Trois régions au fort pouvoir d'attraction

P. T., C. Sa., F. E. - La vigne - n°247 - novembre 2012 - page 48

À l'exception du Nord-Est de la France, tous les vignobles voient régulièrement de nouveaux arrivants s'installer. Le point sur les mouvements récents dans trois régions particulièrement prisées, où le foncier reste accessible.

ANJOU-SAUMUR : Le temps des microvignerons

En appellation Anjou, une vigne de dix à vingt ans affiche un prix compris entre 10 000 et 15 000 €/ha. Un coût raisonnable au regard des statistiques nationales. Le ticket d'entrée n'étant pas trop élevé, la région attire des jeunes avec très peu de moyens. Souhaitant travailler seuls, ils se lancent sur de toutes petites surfaces. Aucune statistique ne les recense, « mais le phénomène se développe », indique une observatrice du vignoble.

Ces microvignerons s'installent sur un ou deux hectares, très souvent en bio. Ils ont pour modèle des vignerons bios qui sont devenus des figures du vignoble comme Mark Angeli, René Mosse, Jo Pithon ou Richard Leroy. Ces derniers les aident d'ailleurs à se lancer. Ils leur prêtent du matériel ou hébergent leur récolte, avec l'accord des douanes.

Beaucoup des nouveaux arrivants ne sont pas du sérail. Quelques-uns sont ouvrier s dans un domaine, à l'image de Damien Bureau, salarié au clos de l'Élu, à Saint-Aubinde-Luigné (Maine-et-Loire). Il exploite pour son compte 1,5 ha en chenin et pineau d'aunis. « J'espère pouvoir pousser à 3 ha, investir dans une cave d'ici deux ans et m'installer », expose le salarié vigneron, qui vend déjà ses bouteilles à des restaurants, des cavistes parisiens et des particuliers.
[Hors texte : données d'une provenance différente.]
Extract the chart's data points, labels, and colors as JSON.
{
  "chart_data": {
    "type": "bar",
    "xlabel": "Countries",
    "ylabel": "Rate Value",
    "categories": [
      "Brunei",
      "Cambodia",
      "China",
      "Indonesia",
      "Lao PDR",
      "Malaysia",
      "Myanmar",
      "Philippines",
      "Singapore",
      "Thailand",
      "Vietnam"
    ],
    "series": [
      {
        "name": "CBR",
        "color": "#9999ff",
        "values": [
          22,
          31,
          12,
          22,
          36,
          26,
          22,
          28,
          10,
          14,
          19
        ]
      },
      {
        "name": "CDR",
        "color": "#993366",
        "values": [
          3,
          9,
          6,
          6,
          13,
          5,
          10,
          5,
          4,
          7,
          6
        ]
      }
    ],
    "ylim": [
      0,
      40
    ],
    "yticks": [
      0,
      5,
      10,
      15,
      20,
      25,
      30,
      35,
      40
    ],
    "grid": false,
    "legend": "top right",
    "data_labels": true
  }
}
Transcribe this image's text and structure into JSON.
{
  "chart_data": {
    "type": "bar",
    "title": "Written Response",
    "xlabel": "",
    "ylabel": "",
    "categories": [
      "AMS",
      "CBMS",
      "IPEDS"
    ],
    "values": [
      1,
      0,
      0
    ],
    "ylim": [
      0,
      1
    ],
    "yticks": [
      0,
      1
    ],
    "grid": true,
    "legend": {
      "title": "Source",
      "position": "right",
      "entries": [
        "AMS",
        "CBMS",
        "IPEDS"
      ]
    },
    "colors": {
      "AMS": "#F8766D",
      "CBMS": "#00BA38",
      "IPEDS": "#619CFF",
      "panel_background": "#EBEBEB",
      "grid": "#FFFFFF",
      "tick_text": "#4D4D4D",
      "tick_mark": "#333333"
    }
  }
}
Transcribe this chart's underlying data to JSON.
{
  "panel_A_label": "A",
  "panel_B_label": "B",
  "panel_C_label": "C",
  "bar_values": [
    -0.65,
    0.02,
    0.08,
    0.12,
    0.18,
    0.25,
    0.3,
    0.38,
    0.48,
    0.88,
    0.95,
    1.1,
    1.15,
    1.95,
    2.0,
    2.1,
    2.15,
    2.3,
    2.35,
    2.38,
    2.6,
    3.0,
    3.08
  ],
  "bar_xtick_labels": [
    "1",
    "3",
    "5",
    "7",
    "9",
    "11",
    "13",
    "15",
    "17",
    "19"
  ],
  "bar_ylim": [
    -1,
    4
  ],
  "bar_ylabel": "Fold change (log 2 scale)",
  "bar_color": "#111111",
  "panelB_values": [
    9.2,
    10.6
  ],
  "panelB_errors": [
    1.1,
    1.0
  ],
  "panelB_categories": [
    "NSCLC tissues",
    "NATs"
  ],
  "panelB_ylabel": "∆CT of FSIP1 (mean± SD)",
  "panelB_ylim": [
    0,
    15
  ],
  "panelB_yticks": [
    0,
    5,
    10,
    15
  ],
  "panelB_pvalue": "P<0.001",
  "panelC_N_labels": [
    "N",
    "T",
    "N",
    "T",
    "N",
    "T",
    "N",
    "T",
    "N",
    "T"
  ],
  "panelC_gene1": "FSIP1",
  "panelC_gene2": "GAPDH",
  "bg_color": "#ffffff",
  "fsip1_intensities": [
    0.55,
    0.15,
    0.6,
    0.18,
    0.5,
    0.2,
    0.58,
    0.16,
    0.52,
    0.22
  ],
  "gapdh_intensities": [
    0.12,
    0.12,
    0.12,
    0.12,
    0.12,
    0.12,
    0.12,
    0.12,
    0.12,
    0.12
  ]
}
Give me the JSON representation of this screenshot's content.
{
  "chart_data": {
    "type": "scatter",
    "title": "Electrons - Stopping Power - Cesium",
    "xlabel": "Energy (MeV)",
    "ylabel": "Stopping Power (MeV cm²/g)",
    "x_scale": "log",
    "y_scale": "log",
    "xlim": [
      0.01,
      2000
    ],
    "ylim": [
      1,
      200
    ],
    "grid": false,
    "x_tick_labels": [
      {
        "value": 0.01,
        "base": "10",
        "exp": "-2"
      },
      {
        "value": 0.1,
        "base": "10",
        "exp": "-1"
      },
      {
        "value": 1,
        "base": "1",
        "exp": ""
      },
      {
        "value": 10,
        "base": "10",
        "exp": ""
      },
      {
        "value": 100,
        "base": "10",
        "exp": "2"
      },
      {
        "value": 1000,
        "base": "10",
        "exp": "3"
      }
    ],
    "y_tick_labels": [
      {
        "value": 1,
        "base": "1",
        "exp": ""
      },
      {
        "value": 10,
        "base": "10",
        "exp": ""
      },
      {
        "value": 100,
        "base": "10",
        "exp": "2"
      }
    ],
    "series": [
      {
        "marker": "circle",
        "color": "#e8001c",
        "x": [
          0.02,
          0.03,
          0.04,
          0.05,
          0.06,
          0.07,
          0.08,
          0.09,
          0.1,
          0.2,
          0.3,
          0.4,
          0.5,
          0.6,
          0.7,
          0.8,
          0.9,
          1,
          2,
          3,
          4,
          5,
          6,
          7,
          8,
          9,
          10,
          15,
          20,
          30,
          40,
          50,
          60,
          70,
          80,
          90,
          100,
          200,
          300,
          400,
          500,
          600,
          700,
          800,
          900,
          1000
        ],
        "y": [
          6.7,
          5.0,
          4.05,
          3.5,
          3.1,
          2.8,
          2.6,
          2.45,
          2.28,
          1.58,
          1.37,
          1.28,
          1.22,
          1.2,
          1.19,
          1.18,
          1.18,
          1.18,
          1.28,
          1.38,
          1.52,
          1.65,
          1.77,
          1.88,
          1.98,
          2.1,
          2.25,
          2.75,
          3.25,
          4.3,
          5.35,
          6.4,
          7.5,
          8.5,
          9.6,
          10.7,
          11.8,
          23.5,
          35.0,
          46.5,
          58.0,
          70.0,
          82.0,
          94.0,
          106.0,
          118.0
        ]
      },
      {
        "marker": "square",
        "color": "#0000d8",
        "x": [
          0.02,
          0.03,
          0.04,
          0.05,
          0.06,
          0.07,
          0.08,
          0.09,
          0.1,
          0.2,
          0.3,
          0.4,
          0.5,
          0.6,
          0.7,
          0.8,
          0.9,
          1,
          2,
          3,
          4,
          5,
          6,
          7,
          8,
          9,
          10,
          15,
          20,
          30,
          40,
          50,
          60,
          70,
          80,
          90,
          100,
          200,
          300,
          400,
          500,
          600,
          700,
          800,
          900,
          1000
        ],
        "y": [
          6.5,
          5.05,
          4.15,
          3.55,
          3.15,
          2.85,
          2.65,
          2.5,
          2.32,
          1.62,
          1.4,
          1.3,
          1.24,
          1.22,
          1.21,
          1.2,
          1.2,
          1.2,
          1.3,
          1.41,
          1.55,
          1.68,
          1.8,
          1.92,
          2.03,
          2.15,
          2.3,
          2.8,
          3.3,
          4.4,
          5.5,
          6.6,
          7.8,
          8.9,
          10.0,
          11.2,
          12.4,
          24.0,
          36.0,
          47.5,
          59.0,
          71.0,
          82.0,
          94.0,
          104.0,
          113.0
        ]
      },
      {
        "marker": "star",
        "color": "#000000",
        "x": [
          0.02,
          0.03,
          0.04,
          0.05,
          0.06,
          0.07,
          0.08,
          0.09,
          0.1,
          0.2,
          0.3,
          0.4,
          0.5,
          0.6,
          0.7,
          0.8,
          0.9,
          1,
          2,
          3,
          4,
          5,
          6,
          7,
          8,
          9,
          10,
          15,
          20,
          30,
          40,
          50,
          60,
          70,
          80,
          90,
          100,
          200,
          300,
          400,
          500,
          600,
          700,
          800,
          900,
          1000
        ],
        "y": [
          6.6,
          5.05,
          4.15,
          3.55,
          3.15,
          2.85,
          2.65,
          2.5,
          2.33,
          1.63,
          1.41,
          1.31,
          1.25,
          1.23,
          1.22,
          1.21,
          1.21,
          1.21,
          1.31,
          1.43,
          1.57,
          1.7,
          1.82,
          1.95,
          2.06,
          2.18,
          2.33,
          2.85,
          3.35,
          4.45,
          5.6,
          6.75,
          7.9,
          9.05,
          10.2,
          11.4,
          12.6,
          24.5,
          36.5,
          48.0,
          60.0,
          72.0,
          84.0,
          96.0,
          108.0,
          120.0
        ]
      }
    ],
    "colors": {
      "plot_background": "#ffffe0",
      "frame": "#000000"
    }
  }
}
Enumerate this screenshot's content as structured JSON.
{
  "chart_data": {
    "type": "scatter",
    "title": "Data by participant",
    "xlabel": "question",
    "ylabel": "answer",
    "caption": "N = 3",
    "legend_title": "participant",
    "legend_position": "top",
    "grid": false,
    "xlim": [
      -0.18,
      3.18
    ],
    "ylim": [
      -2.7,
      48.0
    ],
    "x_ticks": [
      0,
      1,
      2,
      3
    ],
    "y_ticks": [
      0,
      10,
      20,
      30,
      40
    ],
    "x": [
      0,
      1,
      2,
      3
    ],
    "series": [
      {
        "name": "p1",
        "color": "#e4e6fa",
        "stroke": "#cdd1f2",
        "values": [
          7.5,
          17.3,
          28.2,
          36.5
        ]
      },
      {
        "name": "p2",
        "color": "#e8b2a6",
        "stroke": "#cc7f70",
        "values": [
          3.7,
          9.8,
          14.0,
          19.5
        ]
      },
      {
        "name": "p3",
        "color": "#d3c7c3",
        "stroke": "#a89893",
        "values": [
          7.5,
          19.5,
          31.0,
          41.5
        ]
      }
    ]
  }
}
« L'installation sur un ou deux hectares, c'est très bien, mais ces petites exploitations auront peut-être besoin de se développer, tout comme les exploitations déjà bien implantées, souligne Olivier Brault, viticulteur siégeant à la Safer. Quelle que soit la surface, le vigneron doit être un professionnel avec une vision de chef d'entreprise. »

À côté de ces jeunes qui partent de rien ou presque, d'autres s'installent sur des propriétés entières. Un mouvement qui se produit dans la douceur et qu'il est difficile de quantier car seules les installations aidées sont comptabilisées.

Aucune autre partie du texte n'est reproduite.